El toro bravo remata en los burladeros como si recordara la primera vez que embistió al engaño de una sombra en la dehesa. Quizá era una nube que iba de paso y ahora se ha recreado en el vuelo del capote de un peón que lo llevaba a una mano hasta esconderlo tras un madero pintado de rojo. A menudo olvidamos que los toros bravos se avisan con el más leve movimiento; un pañuelo en el tendido o la imprudencia de un móvil pueden distraerlo o bien provocar un percance y por ende, es común que el aficionado moderno se hay acostumbrado a la boyantía de galope, la embestida de largo que se va acortando conforme avanza la lidia hasta llegar al milimétrico espectáculo de que el torero tenga que encelarlo con sus propios muslos vestidos con oro.
Lo cierto es que pocos aficionados valoran la importancia de los muletazos por la cara. Hablo de los filones de la tela extendida sobre la espada que parecen esculpir en el vacío un trazo perpendicular a las astas: primero, un lado y luego, el otro; alternando los remates que lanza el burel con aguante estoico, la pierna flexionada, rodilla de frente al testuz o bien, doblándose con las primeras embestidas que ofrece el toro una vez que ha sido banderilleado. A menudo, esta labor se conjuga con alivios por la izquierda, que en España llaman de desprecio y que en México se conocen como desdén, mientras que por el lado derecho, en ambos lados del Atlántico, los llamamos de la firma.

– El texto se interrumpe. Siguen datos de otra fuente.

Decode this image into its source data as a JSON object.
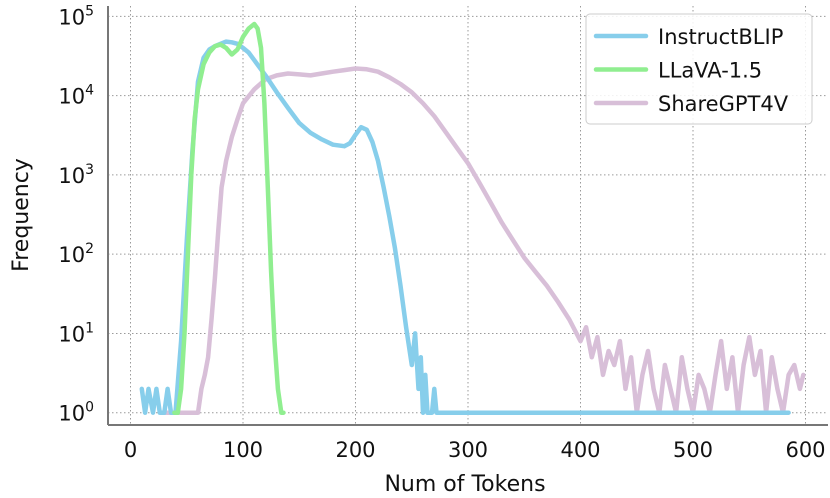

Ante animales probones, cansados quizá de calamochar sus embestidas más como arreones que nobles acometidas, el torero recurre a los muletazos por la cara como un macheteo de poderío, un recurso arriesgado donde la muleta se pasa incluso por encima de la cuna de los pitones. Mitad desplante y mitad labor de dominio hasta dejar al toro como estatua, ante la cual se impone un desplante, o por lo menos, el reconocimiento del público entendido que agradece la lidia que merece cada toro según su condición y limitaciones. No todo son los lánguidos muletazos de largura de ensueño o las tandas en redondo que dibujan una media luna sobre la arena; a veces, no hay otra que encarar de frente a la bravura enrevesada o machacar de cerca la mansedumbre peligrosa con muletazos efectivos, precisamente por la cara.
JORGE F. HERNÁNDEZ, escritor. Es columnista del diario El País.